Revision as of 22:52, 26 February 2019

A patch is a modification to vanilla NetHack not created by the DevTeam. Hundreds of patches can be found at the Bilious Patch Database.

Some things that patches do:

The practice of releasing individual patches, common in the 1990s and 2000s, has declined in popularity, particularly since NetHack's development source became publicly available. Instead, developers tend to fork NetHack on GitHub and make pull requests there. A pull request versus vanilla is functionally equivalent to a patch, though.

Examples

Many Artifact YANIs have been made into patches.

Influential patches

Patch design is not only a popular activity for the NetHack community, but has also influenced the development of the game itself. The NetHack source includes some code that originated in patches for older versions. For example, many features of modern spellcasting first appeared in the Wizard Patch, which was written for NetHack 3.2.0 to 3.2.3 but proved so popular that it became a part of version 3.3.0.

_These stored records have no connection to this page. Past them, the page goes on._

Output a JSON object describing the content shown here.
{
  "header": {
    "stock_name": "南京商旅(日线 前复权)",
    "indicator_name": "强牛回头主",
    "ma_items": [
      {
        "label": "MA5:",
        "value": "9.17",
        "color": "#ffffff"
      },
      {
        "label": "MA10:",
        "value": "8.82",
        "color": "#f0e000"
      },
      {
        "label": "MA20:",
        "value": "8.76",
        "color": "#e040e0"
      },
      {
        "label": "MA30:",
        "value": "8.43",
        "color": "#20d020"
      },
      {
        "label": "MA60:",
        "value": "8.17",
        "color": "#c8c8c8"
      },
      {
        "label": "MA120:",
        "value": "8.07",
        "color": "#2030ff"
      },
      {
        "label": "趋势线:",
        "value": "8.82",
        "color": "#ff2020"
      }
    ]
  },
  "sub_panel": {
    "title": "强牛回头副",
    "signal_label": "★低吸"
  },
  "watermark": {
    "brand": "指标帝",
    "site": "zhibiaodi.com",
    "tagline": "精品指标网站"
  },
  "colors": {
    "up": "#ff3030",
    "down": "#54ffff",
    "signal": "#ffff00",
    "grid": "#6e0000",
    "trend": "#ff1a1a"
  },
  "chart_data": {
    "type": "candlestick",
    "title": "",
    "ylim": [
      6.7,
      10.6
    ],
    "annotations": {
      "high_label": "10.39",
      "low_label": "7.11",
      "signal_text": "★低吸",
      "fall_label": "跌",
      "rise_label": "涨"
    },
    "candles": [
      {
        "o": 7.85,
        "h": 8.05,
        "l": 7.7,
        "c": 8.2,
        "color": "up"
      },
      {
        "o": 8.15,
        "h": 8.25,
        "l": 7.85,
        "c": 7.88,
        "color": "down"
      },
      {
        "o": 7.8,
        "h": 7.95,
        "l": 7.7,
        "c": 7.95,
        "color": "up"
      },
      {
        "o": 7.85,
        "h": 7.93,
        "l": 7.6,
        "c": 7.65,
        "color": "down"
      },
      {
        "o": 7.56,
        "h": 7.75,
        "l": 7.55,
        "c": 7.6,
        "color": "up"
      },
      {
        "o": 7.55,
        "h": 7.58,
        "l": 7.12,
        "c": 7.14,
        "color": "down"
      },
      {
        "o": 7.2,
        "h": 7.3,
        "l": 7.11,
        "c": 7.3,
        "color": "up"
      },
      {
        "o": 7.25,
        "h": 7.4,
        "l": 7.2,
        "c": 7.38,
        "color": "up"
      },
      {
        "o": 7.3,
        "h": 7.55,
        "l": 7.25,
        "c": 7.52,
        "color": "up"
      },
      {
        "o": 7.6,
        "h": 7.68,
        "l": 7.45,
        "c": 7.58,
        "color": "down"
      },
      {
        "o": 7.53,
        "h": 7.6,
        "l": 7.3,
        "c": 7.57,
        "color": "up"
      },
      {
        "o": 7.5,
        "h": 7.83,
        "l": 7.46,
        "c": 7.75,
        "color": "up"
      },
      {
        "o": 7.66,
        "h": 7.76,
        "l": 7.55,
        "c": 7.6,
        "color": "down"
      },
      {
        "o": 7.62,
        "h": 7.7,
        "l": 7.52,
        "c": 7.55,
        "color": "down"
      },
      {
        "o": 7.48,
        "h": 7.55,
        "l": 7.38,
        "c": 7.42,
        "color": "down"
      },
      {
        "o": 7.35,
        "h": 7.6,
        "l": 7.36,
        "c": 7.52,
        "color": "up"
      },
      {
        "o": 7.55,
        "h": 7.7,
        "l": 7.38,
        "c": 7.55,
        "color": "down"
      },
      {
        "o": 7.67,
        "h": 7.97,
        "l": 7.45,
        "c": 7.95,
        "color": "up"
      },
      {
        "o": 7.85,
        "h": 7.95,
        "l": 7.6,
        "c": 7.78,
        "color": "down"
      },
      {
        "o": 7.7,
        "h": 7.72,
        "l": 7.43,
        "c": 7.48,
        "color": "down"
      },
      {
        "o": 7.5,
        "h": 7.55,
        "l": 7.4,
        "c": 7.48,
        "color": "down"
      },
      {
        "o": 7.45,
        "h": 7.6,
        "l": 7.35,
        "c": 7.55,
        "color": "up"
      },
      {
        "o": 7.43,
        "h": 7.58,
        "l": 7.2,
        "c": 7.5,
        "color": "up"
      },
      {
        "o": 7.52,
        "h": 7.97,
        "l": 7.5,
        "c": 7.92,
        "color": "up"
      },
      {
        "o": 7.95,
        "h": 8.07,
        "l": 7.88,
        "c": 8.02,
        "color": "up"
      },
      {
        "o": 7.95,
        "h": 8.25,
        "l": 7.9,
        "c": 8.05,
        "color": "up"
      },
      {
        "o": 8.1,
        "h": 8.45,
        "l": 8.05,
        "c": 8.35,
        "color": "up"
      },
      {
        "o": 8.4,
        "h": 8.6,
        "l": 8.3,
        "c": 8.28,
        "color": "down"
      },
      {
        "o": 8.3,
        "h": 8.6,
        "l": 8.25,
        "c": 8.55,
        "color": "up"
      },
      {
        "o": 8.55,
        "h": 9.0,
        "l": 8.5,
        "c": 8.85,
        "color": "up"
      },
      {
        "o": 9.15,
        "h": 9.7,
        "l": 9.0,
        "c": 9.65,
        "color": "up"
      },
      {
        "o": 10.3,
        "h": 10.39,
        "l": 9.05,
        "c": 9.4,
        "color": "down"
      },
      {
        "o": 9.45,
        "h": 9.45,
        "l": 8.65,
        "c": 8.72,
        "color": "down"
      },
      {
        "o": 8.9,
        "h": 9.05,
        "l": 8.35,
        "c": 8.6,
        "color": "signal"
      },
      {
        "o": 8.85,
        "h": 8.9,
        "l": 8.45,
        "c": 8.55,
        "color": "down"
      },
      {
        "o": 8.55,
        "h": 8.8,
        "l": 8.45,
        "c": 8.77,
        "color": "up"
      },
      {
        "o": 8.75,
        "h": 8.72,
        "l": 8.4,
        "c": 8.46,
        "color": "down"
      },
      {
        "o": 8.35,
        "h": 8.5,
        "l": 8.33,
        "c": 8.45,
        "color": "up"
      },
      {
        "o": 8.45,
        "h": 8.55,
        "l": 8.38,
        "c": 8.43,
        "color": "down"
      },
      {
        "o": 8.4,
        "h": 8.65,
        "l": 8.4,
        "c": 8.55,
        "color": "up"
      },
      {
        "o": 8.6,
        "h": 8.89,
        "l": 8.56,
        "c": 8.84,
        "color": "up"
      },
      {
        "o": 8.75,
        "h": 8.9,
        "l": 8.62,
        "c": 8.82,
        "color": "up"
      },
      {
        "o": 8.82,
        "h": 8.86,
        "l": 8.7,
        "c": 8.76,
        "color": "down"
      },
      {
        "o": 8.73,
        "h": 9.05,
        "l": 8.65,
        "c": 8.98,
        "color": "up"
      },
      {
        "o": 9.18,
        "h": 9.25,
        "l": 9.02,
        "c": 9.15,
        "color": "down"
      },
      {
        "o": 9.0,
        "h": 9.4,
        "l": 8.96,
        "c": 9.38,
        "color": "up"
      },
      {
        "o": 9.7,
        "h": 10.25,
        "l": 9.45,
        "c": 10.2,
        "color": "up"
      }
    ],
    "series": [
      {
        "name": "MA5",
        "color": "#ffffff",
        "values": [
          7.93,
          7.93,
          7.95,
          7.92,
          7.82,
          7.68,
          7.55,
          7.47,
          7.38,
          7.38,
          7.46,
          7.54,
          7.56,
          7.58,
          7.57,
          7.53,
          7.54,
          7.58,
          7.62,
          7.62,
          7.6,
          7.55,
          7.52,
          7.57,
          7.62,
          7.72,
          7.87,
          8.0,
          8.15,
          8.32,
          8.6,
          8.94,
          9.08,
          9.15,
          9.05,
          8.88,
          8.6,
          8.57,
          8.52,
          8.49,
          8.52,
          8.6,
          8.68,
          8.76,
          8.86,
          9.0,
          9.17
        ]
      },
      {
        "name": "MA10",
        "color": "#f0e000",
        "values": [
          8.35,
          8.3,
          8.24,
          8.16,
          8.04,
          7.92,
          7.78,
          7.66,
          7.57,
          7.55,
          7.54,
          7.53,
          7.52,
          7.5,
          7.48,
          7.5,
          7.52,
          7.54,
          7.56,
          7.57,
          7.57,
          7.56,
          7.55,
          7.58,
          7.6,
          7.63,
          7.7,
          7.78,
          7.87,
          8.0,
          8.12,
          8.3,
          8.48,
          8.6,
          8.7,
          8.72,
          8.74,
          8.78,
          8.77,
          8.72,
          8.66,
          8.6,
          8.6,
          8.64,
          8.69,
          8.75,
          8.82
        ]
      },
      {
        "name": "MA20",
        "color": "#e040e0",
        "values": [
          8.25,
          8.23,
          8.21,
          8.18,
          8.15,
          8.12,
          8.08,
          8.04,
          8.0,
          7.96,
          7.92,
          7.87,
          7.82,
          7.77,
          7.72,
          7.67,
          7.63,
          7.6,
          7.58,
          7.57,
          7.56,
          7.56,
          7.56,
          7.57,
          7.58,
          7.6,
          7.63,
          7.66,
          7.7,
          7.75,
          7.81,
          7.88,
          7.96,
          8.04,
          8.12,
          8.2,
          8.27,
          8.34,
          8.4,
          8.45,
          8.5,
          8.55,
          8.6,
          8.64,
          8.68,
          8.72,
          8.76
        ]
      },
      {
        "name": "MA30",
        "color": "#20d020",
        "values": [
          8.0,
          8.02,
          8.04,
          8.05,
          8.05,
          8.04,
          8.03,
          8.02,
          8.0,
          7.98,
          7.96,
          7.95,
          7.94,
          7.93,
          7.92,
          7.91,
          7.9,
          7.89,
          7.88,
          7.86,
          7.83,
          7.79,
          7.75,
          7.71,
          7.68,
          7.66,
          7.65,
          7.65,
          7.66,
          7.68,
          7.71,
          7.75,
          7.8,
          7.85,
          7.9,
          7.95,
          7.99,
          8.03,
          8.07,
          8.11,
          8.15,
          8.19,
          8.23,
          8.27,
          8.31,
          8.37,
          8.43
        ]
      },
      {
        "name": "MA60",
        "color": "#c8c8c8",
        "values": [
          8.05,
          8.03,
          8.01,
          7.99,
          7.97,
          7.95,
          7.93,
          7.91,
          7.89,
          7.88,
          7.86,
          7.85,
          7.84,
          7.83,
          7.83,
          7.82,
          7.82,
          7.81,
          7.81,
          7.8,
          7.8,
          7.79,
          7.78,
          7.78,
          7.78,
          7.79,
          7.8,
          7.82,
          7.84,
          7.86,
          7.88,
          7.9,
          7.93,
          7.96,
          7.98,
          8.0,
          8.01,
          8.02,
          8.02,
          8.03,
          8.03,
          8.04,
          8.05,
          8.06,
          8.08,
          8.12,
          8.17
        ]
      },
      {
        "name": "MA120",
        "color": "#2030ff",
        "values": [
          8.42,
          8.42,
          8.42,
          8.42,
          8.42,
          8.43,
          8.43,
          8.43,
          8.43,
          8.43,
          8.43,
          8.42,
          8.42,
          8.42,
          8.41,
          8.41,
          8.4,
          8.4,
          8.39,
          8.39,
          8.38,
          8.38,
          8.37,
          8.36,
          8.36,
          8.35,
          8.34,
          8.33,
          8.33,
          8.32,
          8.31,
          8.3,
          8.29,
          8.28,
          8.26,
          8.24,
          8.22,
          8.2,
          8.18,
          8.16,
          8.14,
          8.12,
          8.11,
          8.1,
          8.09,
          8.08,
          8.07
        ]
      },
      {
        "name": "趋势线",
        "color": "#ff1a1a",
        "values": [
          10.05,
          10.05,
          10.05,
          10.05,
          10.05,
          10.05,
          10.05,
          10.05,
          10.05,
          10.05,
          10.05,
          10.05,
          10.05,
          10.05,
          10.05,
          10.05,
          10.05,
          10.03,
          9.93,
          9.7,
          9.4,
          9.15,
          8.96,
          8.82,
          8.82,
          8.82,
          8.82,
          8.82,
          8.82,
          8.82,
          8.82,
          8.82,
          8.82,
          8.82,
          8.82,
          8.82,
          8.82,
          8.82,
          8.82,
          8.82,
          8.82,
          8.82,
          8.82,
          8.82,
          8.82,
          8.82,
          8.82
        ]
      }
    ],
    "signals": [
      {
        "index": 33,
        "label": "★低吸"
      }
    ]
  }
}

The release of NetHack 3.6.0 in December 2015 saw the addition of a number of patches, including the Dull Book and Moving Clouds patches, to the code.

Many variants of NetHack also use content from existing patches, in addition to creating new content. For example, SLASH'EM included Lethe water and torches, UnNetHack includes grudges and the Convict role, and Slash'EM Extended includes the Arch-lichen.

Adding patches to NetHack

If you want to know how to patch your NetHack sources, see the article on patching.

patch is also a program that can apply specially formed patch (also known as "diff" after the program that creates them) files. The usual invocation of patch is along the lines of

patch -p1 < patch_file

patch for the Windows platform may be downloaded from http://gnuwin32.sourceforge.net/ (though it seems to have problems under Vista and Win 7, fix: http://jameswynn.com/2010/03/gnu-patch-in-windows-7-or-vista/). After downloading, the patch.exe file needs to be placed in the system PATH, so that it can be found when it is invoked from the command line. One possible place would be in the same directory as the compiler used to compile NetHack (e.g. \mingw\bin) for the MinGW compiler).